De repente, ninguém mais os teme. de Vries cita a reclamação de Harry Truman ao deixar a Casa Branca. “Há duas horas eu poderia ter dito cinco palavras e ser citado em 15 minutos em todas as capitais do mundo. Agora eu poderia falar durante duas horas e ninguém daria a mínima”. Homens aposentados temem que seus sucessores desfaçam seu trabalho e temem a vingança dos inimigos que fizeram no caminho.

Tudo isso tende a acontecer, observa de Vries, na fase da vida em que o corpo entra em declínio humilhante, de modo que a vítima sofre dois graves ferimentos narcísicos ao mesmo tempo. “Os arrependimentos tomam o lugar dos sonhos”, escreve, alertando. “Os velhos podem ser perigosos; eles geralmente se importam pouco com o que acontece com o mundo quando não o controlam mais”.

Qualquer homem que ruma para aposentadoria precisa realizar um exame de saúde. Tente se perguntar: qual é a probabilidade de que todas as mudanças desde o seu apogeu tenham sido para pior? Quais são as chances de sua antiga organização entrar em colapso sem você? Qual a diferença de idade entre você e a pessoa mais jovem que você está discutindo? Se você está citando pessoas importantes que conheceu na década de 1980, o efeito diminuirá se você tiver que explicar quem eram? Você está sendo vítima da falácia dos “bons velhos tempos”? Você está se tornando um Velho Chato?
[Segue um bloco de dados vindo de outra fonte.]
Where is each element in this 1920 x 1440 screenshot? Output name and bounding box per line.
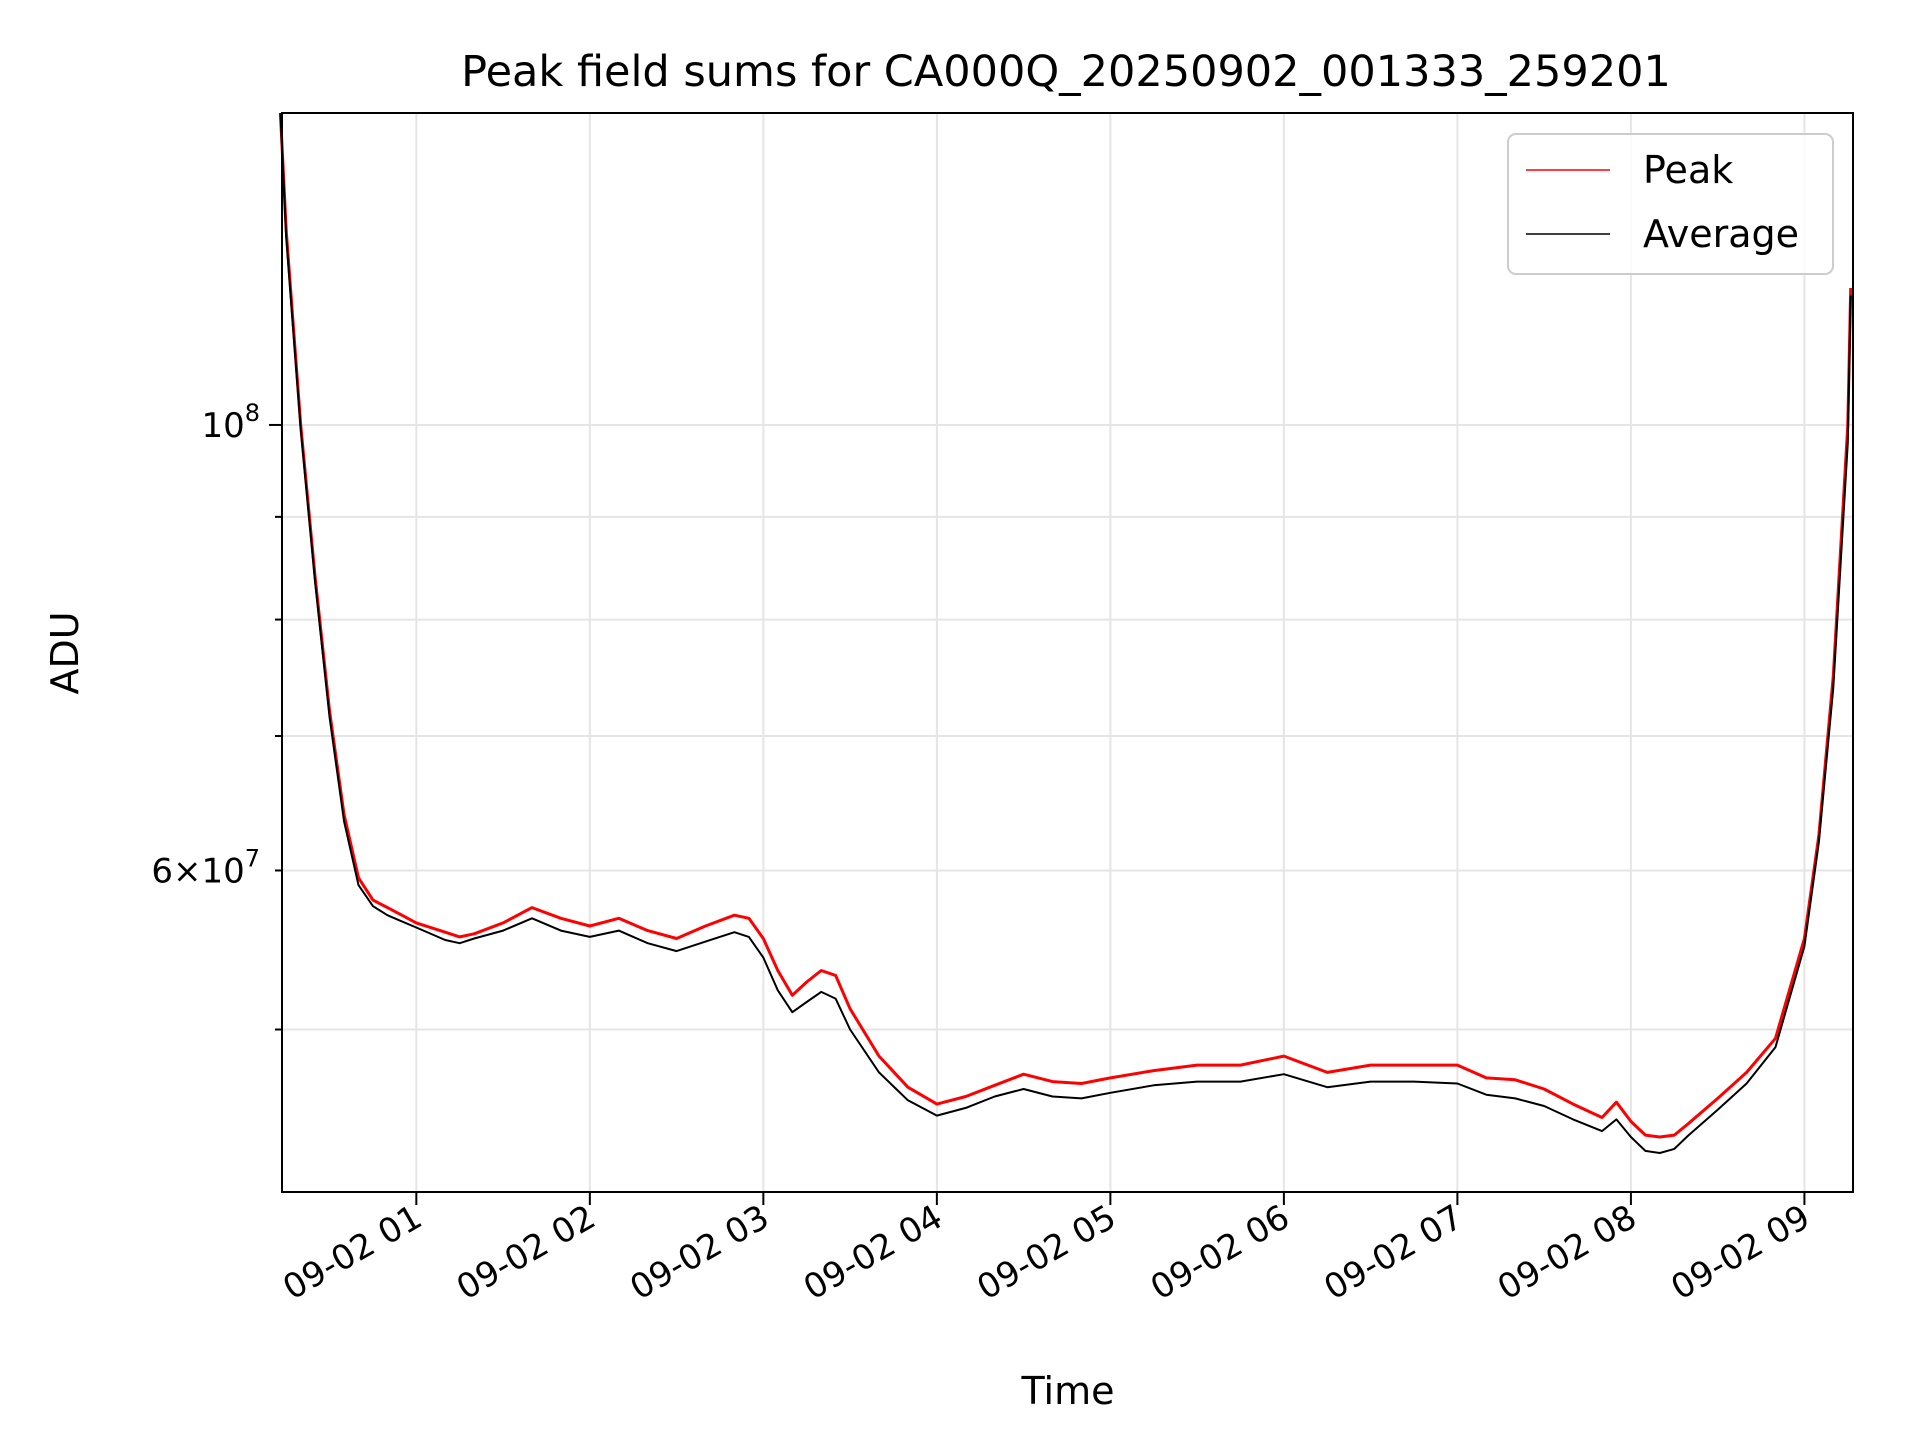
series-lines	[278, 112, 1853, 1154]
legend-box	[1507, 133, 1834, 275]
y-tick-label: 108	[201, 399, 260, 446]
y-axis: 108 6×107	[151, 399, 282, 1031]
grid	[282, 113, 1853, 1192]
legend-label-average: Average	[1643, 212, 1799, 256]
series-line-average	[279, 112, 1852, 1154]
legend-label-peak: Peak	[1643, 148, 1733, 192]
plot-frame	[281, 112, 1854, 1193]
legend: Peak Average	[1507, 133, 1834, 275]
chart-title: Peak field sums for CA000Q_20250902_0013…	[461, 47, 1671, 97]
x-axis-label: Time	[1021, 1369, 1115, 1413]
y-tick-label: 6×107	[151, 844, 260, 891]
y-axis-label: ADU	[43, 611, 87, 694]
series-line-peak	[278, 112, 1853, 1139]
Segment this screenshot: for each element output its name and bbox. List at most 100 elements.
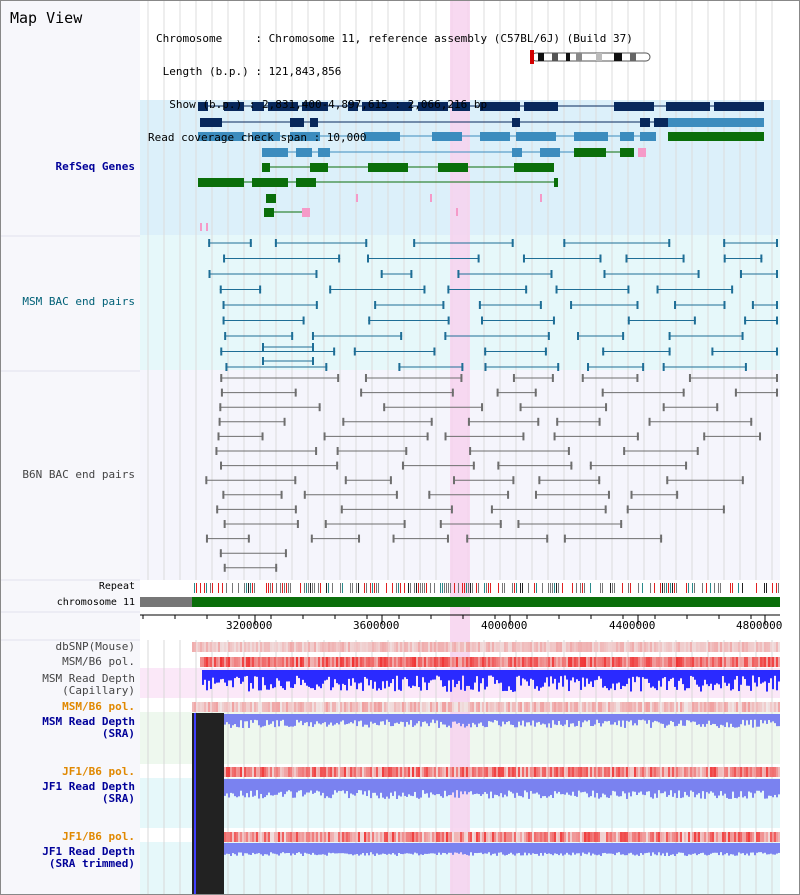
read-depth-bar [656,714,658,722]
read-depth-bar [550,779,552,795]
polymorphism-cell [668,642,670,652]
gene-exon [262,148,288,157]
polymorphism-cell [210,657,212,667]
read-depth-bar [354,843,356,855]
repeat-mark [400,583,401,593]
polymorphism-cell [442,657,444,667]
polymorphism-cell [564,642,566,652]
polymorphism-cell [216,642,218,652]
read-depth-bar [702,670,704,686]
polymorphism-cell [576,657,578,667]
track-label-msm-bac: MSM BAC end pairs [22,295,135,308]
polymorphism-cell [484,702,486,712]
read-depth-bar [584,779,586,792]
polymorphism-cell [338,657,340,667]
read-depth-bar [680,670,682,679]
polymorphism-cell [524,642,526,652]
polymorphism-cell [538,767,540,777]
read-depth-bar [358,714,360,722]
read-depth-bar [474,843,476,853]
read-depth-bar [494,670,496,684]
read-depth-bar [360,714,362,721]
read-depth-bar [428,843,430,854]
read-depth-bar [260,714,262,728]
polymorphism-cell [546,832,548,842]
polymorphism-cell [664,642,666,652]
repeat-mark [430,583,431,593]
read-depth-bar [348,670,350,679]
polymorphism-cell [760,832,762,842]
read-depth-bar [414,714,416,726]
polymorphism-cell [366,642,368,652]
read-depth-bar [442,714,444,725]
bac-end [519,403,522,412]
polymorphism-cell [680,642,682,652]
read-depth-bar [334,670,336,680]
read-depth-bar [438,670,440,677]
polymorphism-cell [312,642,314,652]
read-depth-bar [734,714,736,728]
polymorphism-cell [432,642,434,652]
polymorphism-cell [666,767,668,777]
read-depth-bar [604,779,606,795]
polymorphism-cell [266,767,268,777]
repeat-mark [580,583,581,593]
polymorphism-cell [456,702,458,712]
polymorphism-cell [414,832,416,842]
bac-end [223,520,226,528]
polymorphism-cell [412,767,414,777]
repeat-mark [478,583,479,593]
bac-end [225,363,228,371]
polymorphism-cell [458,767,460,777]
repeat-mark [720,583,721,593]
polymorphism-cell [382,767,384,777]
bac-end [598,476,601,485]
polymorphism-cell [584,767,586,777]
ideogram-band [596,53,602,61]
polymorphism-cell [480,642,482,652]
read-depth-bar [512,670,514,692]
polymorphism-cell [340,642,342,652]
read-depth-bar [304,670,306,683]
polymorphism-cell [446,657,448,667]
polymorphism-cell [644,702,646,712]
polymorphism-cell [450,832,452,842]
read-depth-bar [718,779,720,796]
read-depth-bar [306,779,308,793]
bac-end [490,505,493,514]
read-depth-bar [512,714,514,725]
polymorphism-cell [238,702,240,712]
polymorphism-cell [616,767,618,777]
read-depth-bar [382,670,384,682]
polymorphism-cell [492,832,494,842]
read-depth-bar [318,714,320,724]
read-depth-bar [386,714,388,720]
read-depth-bar [246,670,248,676]
read-depth-bar [524,843,526,853]
polymorphism-cell [706,832,708,842]
polymorphism-cell [316,702,318,712]
polymorphism-cell [374,657,376,667]
repeat-mark [404,583,405,593]
repeat-mark [642,583,643,593]
polymorphism-cell [482,767,484,777]
polymorphism-cell [246,642,248,652]
polymorphism-cell [328,767,330,777]
polymorphism-cell [726,642,728,652]
polymorphism-cell [616,642,618,652]
read-depth-bar [288,843,290,854]
polymorphism-cell [228,657,230,667]
bac-end [450,505,453,514]
repeat-mark [252,583,253,593]
polymorphism-cell [696,832,698,842]
polymorphism-cell [588,702,590,712]
read-depth-bar [246,714,248,722]
polymorphism-cell [360,657,362,667]
read-depth-bar [216,670,218,683]
polymorphism-cell [656,702,658,712]
read-depth-bar [466,843,468,855]
read-depth-bar [738,714,740,727]
repeat-mark [576,583,577,593]
polymorphism-cell [658,767,660,777]
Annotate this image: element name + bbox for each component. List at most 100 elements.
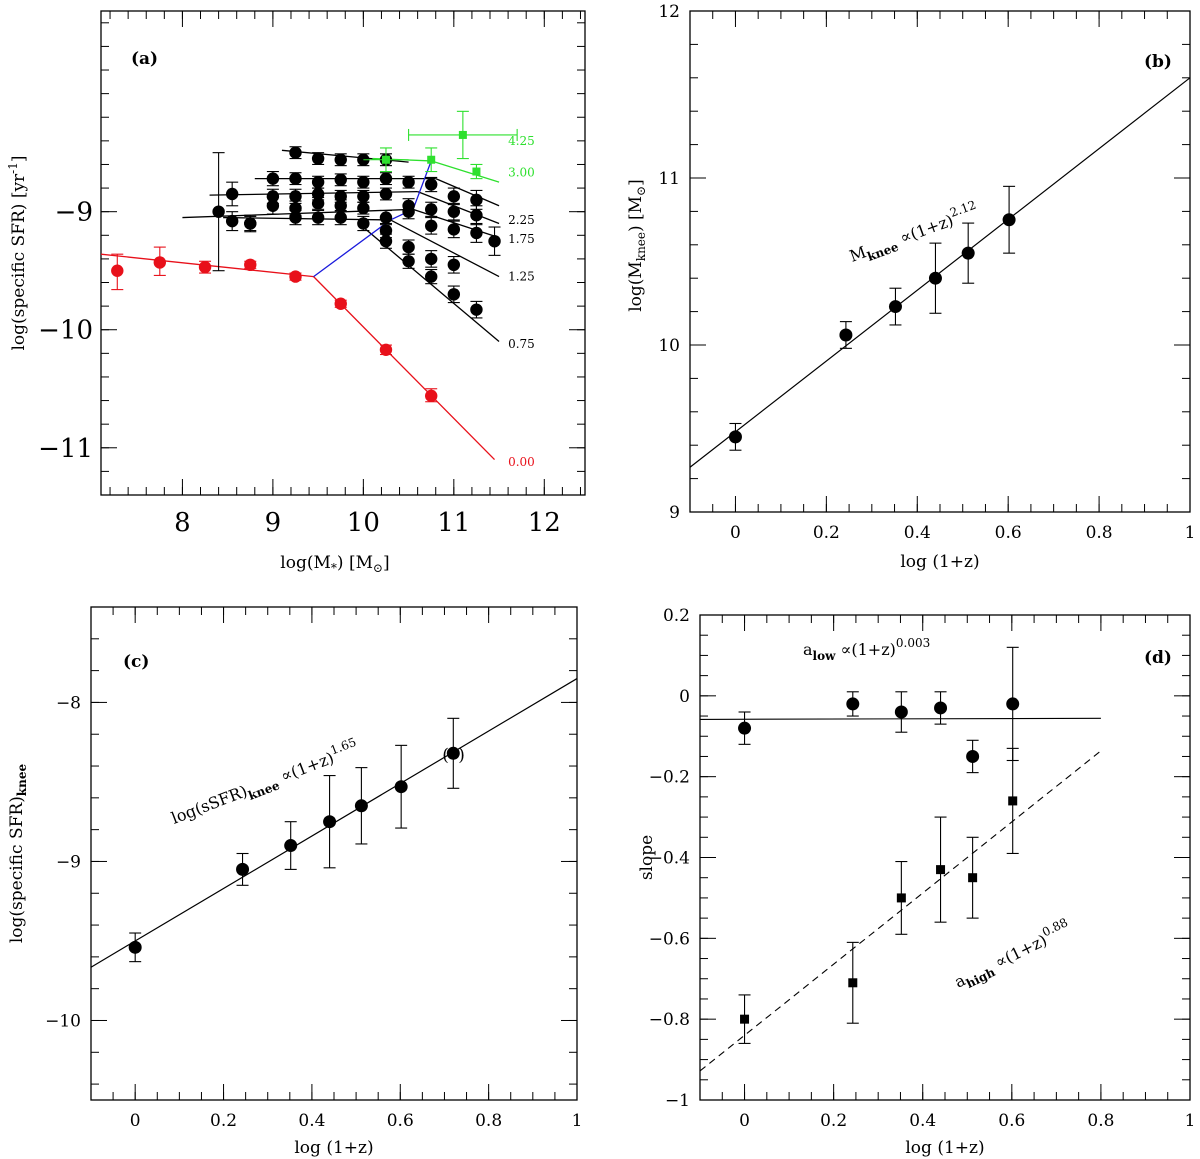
x-axis-label: log (1+z) bbox=[900, 552, 979, 572]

Se você está tentando se manter relevante se tornando um mentor, pergunte a si próprio: seu aspirante a pupilo quer ser orientado? Quantos anos você tinha quando ouviu pela primeira vez sobre internet, mudança climática e diversidade? Em que ponto da sua carreira você começou a priorizá-los? Dado que a vida é diferente agora, quão útil pode ser o seu conselho?

É melhor desfrutar do seu poder enquanto você ainda o tem. Aprecie que você teve sorte, em vez de reclamar sobre o quão ocupado você está. Aceite que seu sucessor, que provavelmente virá de um grupo de talentos mais amplo que o seu, provavelmente será melhor que você. Supere-se: nem você nem sua morte iminente são um grande problema.

Enquanto isso, prepare-se para a aposentadoria, que, como a morte maior que está por vir, pode acontecer numa manhã quando você menos esperar. Faça aulas de pré-aposentadoria e, se puder, deixe o local de trabalho em etapas. Seja voluntário para ações beneficentes. Uma vez que você for posto de lado, não espere que sua antiga organização lhe dê alguma atenção. Não tente se tornar um motorista de banco traseiro ou um comentarista online não pago em tempo integral.

Você deve aproveitar a aposentadoria porque o próximo –e último– estágio da vida provavelmente será pior.

Por Simon Kuper (Financial Times), para a Folha de São Paulo.